栗には目がない地域の人たちがこぞって買っていった。
品物は中国製だったんでしょうけどw。
そんなのがダメージでどうするのサ。
アタシは思いました。
以前、どでかい海鮮チラシ寿司、定価3980円がカキカキでサインペンの字は200円に読めると、レジに堂々と持っていったアタシなのです(笑)。
賢いバイトの男の子はまさかと思って店員に確認した。
2000円の見間違いだった。
字はキレイに書きませうww
その後、心なしかそこはカキカキの字が慎重になっているような気がしたものです(笑)。
アタシたちのような油断ならない連中がいるのです。
たいして安くもない栗を買ってくれる人ばかりでもありません。
誤発注なんて一番注意すべきことw。
小規模のスーパーだと面白いことがあります。
大資本にはできないフットワークがあります。
市場への出入り許可証を持っていて、賞味期限間近のものなんかを安く買い叩いてくる。
そしてバラにして店頭で売る。
そうして同じ理屈でコストコから仕入れてやっているんでしょうが、そこはどこかアタシは引っかかっちゃうんだけどw。
その日、老夫婦が話しているのを小耳に挟みました。
バアさんがジイさんに声をかけていた。
「今日は何もないね。」
「震災直後でもあるまいし、スーパーに何もないなんてことがあるのか。」、そう思う人はアタシたちとは違うw。

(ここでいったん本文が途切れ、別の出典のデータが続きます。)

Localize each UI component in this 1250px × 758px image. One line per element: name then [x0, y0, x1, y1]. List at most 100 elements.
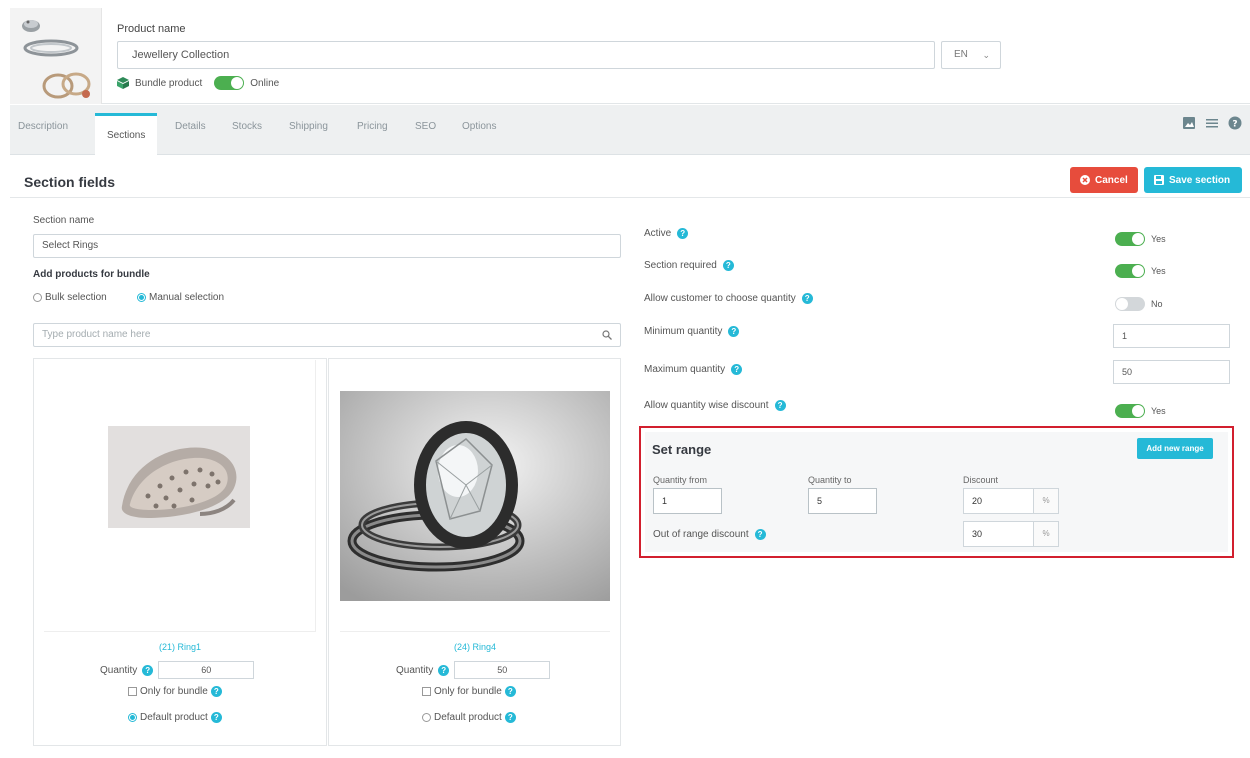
section-name-label: Section name: [33, 215, 95, 226]
help-icon[interactable]: ?: [438, 664, 450, 676]
image-icon[interactable]: [1182, 116, 1196, 130]
thumbnail-1[interactable]: [20, 14, 42, 34]
percent-addon: %: [1034, 489, 1058, 513]
active-value: Yes: [1151, 234, 1166, 244]
product-link[interactable]: (21) Ring1: [44, 642, 316, 652]
product-search-input[interactable]: Type product name here: [33, 323, 621, 347]
choose-quantity-value: No: [1151, 299, 1163, 309]
bulk-selection-radio[interactable]: Bulk selection: [33, 292, 107, 303]
tab-pricing[interactable]: Pricing: [357, 121, 388, 132]
help-icon[interactable]: ?: [677, 228, 689, 239]
save-section-button[interactable]: Save section: [1144, 167, 1242, 193]
help-icon[interactable]: ?: [210, 686, 222, 697]
thumbnail-3[interactable]: [40, 68, 96, 102]
bundle-icon: [117, 77, 129, 89]
tab-description[interactable]: Description: [18, 121, 68, 132]
quantity-input[interactable]: 60: [158, 661, 255, 679]
list-icon[interactable]: [1205, 116, 1219, 130]
save-icon: [1154, 175, 1164, 185]
help-icon[interactable]: ?: [722, 260, 734, 271]
quantity-discount-toggle-row: Yes: [1115, 404, 1166, 418]
default-product-radio[interactable]: Default product ?: [422, 712, 516, 723]
help-icon[interactable]: ?: [210, 712, 222, 723]
section-name-input[interactable]: Select Rings: [33, 234, 621, 258]
product-type-row: Bundle product Online: [117, 74, 279, 92]
out-of-range-input[interactable]: 30 %: [963, 521, 1059, 547]
tab-shipping[interactable]: Shipping: [289, 121, 328, 132]
percent-addon: %: [1034, 522, 1058, 546]
active-toggle-row: Yes: [1115, 232, 1166, 246]
help-circle-icon[interactable]: ?: [1228, 116, 1242, 130]
section-required-label: Section required: [644, 260, 717, 271]
help-icon[interactable]: ?: [801, 293, 813, 304]
help-icon[interactable]: ?: [504, 686, 516, 697]
online-label: Online: [250, 77, 280, 89]
only-bundle-label: Only for bundle: [434, 686, 502, 697]
only-bundle-checkbox[interactable]: Only for bundle ?: [422, 686, 516, 697]
only-bundle-label: Only for bundle: [140, 686, 208, 697]
radio-dot: [33, 293, 42, 302]
tab-options[interactable]: Options: [462, 121, 496, 132]
product-name-label: Product name: [117, 23, 186, 35]
quantity-label: Quantity: [396, 664, 434, 676]
choose-quantity-toggle[interactable]: [1115, 297, 1145, 311]
only-bundle-checkbox[interactable]: Only for bundle ?: [128, 686, 222, 697]
default-product-radio[interactable]: Default product ?: [128, 712, 222, 723]
quantity-discount-value: Yes: [1151, 406, 1166, 416]
radio-dot: [422, 713, 431, 722]
tab-sections[interactable]: Sections: [95, 113, 158, 156]
section-required-value: Yes: [1151, 266, 1166, 276]
product-thumbnails: [10, 8, 102, 104]
section-required-toggle[interactable]: [1115, 264, 1145, 278]
max-quantity-input[interactable]: 50: [1113, 360, 1230, 384]
quantity-label: Quantity: [100, 664, 138, 676]
tab-seo[interactable]: SEO: [415, 121, 436, 132]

安くなったものしか買わない人々は獲物を探しに買い物に来ているのです。
だから収穫がない時もあります。
安いものがない時は「ない」ということになりますw。
アタシはこの老夫婦の会話に共感できるw。
毎日、狩りをするように買い物に出かけます。
アタシは腰の痛みを誤魔化してヨイチョと歩く。
とにかく出かけないと気が済まないw。
空腹で荒野を歩き回って食糧を探した太古の記憶が蘇ってくる。
太古の昔からアタシたちは変わってない。
狩猟して生き延びてきた遺伝子です。
買い物にもその遺伝子が反映されています。
さしずめ今回は魚を罠にかけた時か。大漁だと思ったら流木だったガッカリ。w
太古の記憶を呼び覚まして精神的にダメージを受けた、とかw。
「栗好き」ってことさえ遺伝子に刷り込まれているのです。
「お得な狩りが好き」って遺伝子の記憶もきっとあることでしょう。